Secuenciación directa

El primer método de secuenciación con bisulfito se describió en 1992 [9] . Para determinar el patrón de metilación se utilizó PCR, cuyos cebadores eran específicos para el ADN tanto alterado como inalterado por bisulfito, es decir, no contenían citosinas incluidas en los dinucleótidos CpG . Para los cebadores, se usaron regiones cercanas al sitio de metilación de interés, pero que no lo contenían. En el caso de que la citosina no estuviera metilada, se encontró timina ( uracilo ) en la secuencia amplificada y adenina en la secuencia complementaria sintetizada . Si la citosina estaba metilada, entonces permanecía en la secuencia amplificada y la guanina se sintetizaba en la secuencia complementaria . Este método requiere mucha mano de obra, ya que requiere la clonación de productos de PCR para lograr la sensibilidad requerida. El mismo problema se puede resolver usando PCR anidado .

Pirosecuenciación

En la pirosecuenciación, la PCR se usa con cebadores que amplifican tanto el ADN alterado como el no modificado con bisulfito. La proporción del número de citosinas metiladas y no metiladas en la secuencia amplificable está determinada por la proporción del número de nucleótidos A y G en la secuencia complementaria sintetizada [10] [11] .

Una mejora adicional de este método es el uso de cebadores específicos de alelo con polimorfismos de un solo nucleótido , que permiten el estudio de los patrones de metilación por separado en los alelos paternos y maternos, lo que es especialmente útil en el estudio de la impronta genómica [12] .

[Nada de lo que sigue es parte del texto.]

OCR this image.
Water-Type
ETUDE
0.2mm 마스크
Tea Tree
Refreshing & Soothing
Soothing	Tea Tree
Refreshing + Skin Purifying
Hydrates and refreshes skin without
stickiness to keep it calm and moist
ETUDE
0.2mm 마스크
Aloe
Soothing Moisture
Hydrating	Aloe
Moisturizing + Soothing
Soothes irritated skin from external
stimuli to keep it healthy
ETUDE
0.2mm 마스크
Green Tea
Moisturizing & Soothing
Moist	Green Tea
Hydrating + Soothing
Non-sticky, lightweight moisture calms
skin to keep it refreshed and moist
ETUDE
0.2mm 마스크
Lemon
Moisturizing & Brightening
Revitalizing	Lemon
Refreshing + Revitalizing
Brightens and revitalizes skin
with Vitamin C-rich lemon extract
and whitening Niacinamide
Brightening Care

Análisis sensible a la metilación de conformaciones monocatenarias

Este método se basa en el método de análisis de polimorfismos de conformación de cadena sencilla ( SSCA ) .  SSCA fue desarrollado para detectar polimorfismos de un solo nucleótido (SNP) [13] . Fragmentos de ADN de la misma longitud, pero diferente secuencia de nucleótidos, se mueven a diferentes velocidades en la electroforesis . En términos generales, SSCA no es lo suficientemente sensible para detectar una sola sustitución, pero con un número suficiente de polimorfismos de dinucleótidos CpG no metilados en ADN tratado con bisulfito y sin tratar, habrá suficiente sensibilidad del método para determinar la proporción de citosinas metiladas en la región bajo consideración. Este método no permite estudiar la metilación en un sitio en particular, pero da una idea de la metilación a nivel de una región determinada o incluso de todo el genoma.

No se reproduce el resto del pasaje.